Brasil

O amor nos tempos do amor: Marta e Miguel.

Neste texto, exclusivo para o Nocaute, a jornalista Maria da Paz Trefaut Urbano Rodrigues revela a paixão tórrida vivida por seu pai, o dirigente comunista português Miguel Urbano Rodrigues, e a conflituosa relação dele com a socióloga chileno-cubana Marta Harnecker, falecida anteontem, aos 83 anos.

Tenho a impressão de que o romance entre meu pai, Miguel Urbano Rodrigues, e a chileno-cubana Marta Harnecker começou em 1998. Eles se conheceram em Havana, pouco depois dela ficar viúva do comandante cubano Manuel Piñero Losada, o Barbarroja, e dele terminar o segundo casamento. Eu nunca a vi e tudo o que sei me foi contado por ele. Ela era uma marxista cuja obra Os Conceitos Elementares do Materialismo Histórico costumava ser estudada em grupos de jovens no Brasil como uma referência da esquerda. Nunca li nada dela. Mas eis que um dia, numa visita ao Brasil, durante os oito anos que morou em Cuba, meu pai me diz:

– Estou com um problema seríssimo, minha filha. 

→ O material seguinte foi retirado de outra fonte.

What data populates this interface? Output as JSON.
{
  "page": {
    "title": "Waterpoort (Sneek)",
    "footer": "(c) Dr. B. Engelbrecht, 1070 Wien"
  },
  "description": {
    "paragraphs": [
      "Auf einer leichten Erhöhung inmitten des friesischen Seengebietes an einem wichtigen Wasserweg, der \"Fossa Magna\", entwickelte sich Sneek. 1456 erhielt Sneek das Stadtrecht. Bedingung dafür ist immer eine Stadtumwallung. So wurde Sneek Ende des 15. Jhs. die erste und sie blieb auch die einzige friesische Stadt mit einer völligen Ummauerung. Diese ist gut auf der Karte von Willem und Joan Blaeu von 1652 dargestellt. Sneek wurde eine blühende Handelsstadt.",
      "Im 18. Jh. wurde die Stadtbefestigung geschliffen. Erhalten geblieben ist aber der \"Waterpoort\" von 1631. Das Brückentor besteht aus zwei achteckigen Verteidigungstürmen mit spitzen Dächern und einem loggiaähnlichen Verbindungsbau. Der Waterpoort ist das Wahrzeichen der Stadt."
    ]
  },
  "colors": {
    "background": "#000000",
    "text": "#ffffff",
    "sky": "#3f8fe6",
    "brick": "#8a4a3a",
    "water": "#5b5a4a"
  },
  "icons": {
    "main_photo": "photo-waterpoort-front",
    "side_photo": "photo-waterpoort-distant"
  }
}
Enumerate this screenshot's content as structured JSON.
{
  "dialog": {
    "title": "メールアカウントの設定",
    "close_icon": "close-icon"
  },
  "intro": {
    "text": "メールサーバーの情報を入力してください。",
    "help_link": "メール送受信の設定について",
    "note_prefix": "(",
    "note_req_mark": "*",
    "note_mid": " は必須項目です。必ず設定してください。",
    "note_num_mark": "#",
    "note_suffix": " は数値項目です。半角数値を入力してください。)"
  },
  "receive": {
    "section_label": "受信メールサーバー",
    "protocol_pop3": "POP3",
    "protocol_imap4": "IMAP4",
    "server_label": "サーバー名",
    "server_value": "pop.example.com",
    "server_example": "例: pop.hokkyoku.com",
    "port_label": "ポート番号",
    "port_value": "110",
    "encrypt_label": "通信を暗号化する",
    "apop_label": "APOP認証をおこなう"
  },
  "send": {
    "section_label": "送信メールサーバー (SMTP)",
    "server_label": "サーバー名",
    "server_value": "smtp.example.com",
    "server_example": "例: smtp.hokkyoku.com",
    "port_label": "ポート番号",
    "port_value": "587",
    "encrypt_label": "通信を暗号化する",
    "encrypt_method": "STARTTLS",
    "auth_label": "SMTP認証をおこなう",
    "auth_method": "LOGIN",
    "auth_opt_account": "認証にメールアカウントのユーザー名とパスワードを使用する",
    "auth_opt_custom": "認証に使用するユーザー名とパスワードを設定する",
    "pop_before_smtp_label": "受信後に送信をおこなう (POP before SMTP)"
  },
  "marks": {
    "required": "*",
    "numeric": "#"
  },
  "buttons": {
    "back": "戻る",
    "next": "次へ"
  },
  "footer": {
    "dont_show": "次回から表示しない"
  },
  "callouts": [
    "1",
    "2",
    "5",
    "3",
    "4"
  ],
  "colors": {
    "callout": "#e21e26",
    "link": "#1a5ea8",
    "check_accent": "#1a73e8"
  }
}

– O que aconteceu?, perguntei.

– Pela primeira vez na vida me apaixonei por uma mulher mais inteligente do que eu.

Foi uma paixão tórrida. Para ele, pelo menos. Os detalhes mais reveladores dessa história, meu pai me contou numa tarde em Paris, na última vez que estivemos juntos, em 2017, meses antes de sua morte.

Eu já sabia que ela nunca tinha assumido o romance oficialmente. Havia um pouco mais de dez anos de diferença entre eles e Marta o achava muito velho. Segundo ele, ela dizia que tinha certeza de que iria se casar com um homem mais jovem, o que de fato aconteceu. Ele minimizava: “Ridículo, o novo marido só tem dois anos a menos do que ela”. 

Creio que meu pai e Marta chegaram a viver juntos mais de um ano na casa dela em Havana. Mas quando viajavam, ela sempre exigia dois quartos de hotel. E assim que suas amigas chegavam em casa, pedia que ele se escondesse no quarto. “Era risível, todo o mundo sabia do nosso caso”, contava ele. Fato é que Marta nunca lhe escondeu que, para ela, a relação era basicamente sexo. Além disso, não havia futuro.

Lembro que essas revelações, feitas quando ele já tinha 91 anos, tiveram um impacto enorme sobre mim. Imaginá-lo a aceitar aquela condição humilhante era algo de um homem que eu não conhecia. Pela primeira vez na vida, ele se mostrava para mim como alguém capaz de abrir mão do orgulho, completamente alucinado pela paixão. 

Como era de se esperar, um dia ele deu um basta. E partiu. Foi duro, confessou. “Sofri. Senti sua falta durante meses”. Mas não voltou atrás. 

Para exorcizar, escreveu um romance epistolar: Alva. As cartas tratavam de viagens pela Ásia Central, de história, de amor e sexo. Além dos nomes serem falsos, as idades estavam trocadas. Ele enviou os originais a Marta pedindo permissão para publicar. 

Ok, ela teria dito, depois de vetar dois ou três trechos: “Acho o livro muito ruim, mas você pode publicar”. 

Ela se casou, ele também. Continuaram amigos. Muitas vezes era Catarina Almeida, a Caty, atual viúva dele, que lia em voz alta e respondia os e-mails de Marta, ditados por ele. 

Num desses e-mails, Marta contou que estava num congresso em Buenos Aires, partilhando o quarto com uma amiga. Alva estava no criado-mudo. Pela manhã, a amiga lhe diz:

– Varei a noite lendo este livro. É ótimo. Não consegui parar. O mais incrível é que a personagem se parece muito com você!

Na resposta, meu pai perguntou:

– Mas você não disse que não gostava do livro?

– Não gostava. Mas agora gosto, respondeu ela.